At times, this book felt like talking to a friend. I think Williams did well with the time sequencing - switching between Roberta's present life and her college years was easy to follow for me, which not all authors achieve with that type of flip-flop setting. I wasn't as impressed with the food narratives and recipe descriptions that often introduced the chapter, though I understood what the author was trying to do with them. Unfortunately to me they felt a bit on the nose, or unnecessary to just say whatever was trying to be said.
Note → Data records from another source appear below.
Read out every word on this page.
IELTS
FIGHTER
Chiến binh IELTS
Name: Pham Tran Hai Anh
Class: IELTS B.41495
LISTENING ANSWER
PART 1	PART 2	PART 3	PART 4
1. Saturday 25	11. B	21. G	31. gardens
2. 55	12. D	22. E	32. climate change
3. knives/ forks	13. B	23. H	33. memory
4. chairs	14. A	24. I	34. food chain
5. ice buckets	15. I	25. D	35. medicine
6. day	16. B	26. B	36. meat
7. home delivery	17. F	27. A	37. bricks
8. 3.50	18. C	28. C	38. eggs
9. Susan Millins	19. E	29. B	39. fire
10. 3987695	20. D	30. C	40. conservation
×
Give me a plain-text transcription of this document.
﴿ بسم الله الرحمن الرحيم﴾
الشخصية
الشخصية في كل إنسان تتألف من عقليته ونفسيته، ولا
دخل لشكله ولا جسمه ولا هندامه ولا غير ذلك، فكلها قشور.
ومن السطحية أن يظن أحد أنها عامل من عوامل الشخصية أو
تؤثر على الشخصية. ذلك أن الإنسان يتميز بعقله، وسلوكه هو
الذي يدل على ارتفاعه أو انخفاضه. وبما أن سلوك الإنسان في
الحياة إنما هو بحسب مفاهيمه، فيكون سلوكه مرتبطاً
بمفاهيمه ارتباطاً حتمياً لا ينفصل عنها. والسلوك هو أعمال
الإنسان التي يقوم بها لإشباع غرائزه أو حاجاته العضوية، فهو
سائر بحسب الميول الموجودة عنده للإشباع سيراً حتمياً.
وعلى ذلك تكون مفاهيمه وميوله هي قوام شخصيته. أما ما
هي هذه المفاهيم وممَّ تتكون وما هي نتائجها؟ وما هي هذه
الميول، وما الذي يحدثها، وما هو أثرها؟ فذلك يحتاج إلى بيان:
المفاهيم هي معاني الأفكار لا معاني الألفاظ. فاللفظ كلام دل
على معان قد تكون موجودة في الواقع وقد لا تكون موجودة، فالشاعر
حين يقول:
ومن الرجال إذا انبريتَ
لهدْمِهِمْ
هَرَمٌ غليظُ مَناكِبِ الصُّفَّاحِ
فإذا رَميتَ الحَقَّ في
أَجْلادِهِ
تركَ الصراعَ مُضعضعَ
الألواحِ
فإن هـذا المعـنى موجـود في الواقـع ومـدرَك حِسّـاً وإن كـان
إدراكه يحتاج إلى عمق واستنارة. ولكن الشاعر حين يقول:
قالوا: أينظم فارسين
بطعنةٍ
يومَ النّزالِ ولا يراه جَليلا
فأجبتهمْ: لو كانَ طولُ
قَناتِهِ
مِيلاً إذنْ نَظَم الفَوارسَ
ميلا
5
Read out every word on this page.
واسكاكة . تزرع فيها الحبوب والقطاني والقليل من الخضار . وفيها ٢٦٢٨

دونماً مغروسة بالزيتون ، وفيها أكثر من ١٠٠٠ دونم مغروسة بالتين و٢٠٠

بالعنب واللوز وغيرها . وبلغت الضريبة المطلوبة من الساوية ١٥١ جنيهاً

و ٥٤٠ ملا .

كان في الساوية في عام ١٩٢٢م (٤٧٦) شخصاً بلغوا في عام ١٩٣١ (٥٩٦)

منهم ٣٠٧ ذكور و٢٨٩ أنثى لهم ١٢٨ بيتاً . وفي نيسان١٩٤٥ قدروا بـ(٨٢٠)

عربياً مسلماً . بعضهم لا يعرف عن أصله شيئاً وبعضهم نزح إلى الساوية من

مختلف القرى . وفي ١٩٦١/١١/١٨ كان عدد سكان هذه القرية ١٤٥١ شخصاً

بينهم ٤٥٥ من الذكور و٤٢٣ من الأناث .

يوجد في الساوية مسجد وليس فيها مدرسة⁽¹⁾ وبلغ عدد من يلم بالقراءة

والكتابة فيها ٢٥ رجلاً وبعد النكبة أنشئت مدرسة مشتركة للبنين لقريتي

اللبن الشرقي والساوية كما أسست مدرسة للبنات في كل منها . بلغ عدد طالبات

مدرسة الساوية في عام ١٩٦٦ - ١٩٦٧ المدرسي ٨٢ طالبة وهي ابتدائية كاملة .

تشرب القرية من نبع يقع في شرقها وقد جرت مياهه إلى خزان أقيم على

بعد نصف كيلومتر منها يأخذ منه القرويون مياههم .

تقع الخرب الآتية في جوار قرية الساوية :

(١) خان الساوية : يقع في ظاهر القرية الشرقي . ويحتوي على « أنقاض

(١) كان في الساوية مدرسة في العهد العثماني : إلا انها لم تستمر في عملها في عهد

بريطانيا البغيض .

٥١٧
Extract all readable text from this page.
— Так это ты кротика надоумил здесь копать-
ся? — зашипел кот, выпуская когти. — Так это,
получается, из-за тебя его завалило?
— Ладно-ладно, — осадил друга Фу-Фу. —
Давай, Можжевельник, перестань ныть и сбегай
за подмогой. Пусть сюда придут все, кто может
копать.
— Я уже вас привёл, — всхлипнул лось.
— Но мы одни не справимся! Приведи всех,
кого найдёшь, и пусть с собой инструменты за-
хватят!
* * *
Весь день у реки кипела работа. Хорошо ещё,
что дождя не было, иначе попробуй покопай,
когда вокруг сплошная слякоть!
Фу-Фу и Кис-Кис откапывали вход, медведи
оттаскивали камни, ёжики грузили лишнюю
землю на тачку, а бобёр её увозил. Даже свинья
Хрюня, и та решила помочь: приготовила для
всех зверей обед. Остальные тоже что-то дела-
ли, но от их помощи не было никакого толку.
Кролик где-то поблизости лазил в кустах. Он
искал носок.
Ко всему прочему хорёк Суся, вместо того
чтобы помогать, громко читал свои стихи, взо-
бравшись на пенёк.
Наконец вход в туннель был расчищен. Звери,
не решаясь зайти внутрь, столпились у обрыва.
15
I enjoyed how this book equally saw Roberta's struggles for romance and for friendship/companionship, and how it implied throughout that both are worthy if not equal pursuits. If you've struggled making friends as an adult, it's uplifting to see how Roberta does so too for near a decade of adulthood before finding herself surrounded by several lovely, unique women in a way that she couldn't have expected. I've read other reviews that talk about how it's hard for them to sympathize with Roberta's search for friendship when she frequently turns down offers from her flatmates to socialize and generally refuses to help herself - and while that frustrates me too, I think it's indicative of that feeling where you'd prefer not to try so that you aren't stung by failure rather than seize those opportunities for potential friendship only to still end up alone. Even with Supper Club's issues (as some other reviews have mentioned), I would still venture to read another Lara Williams book in the future.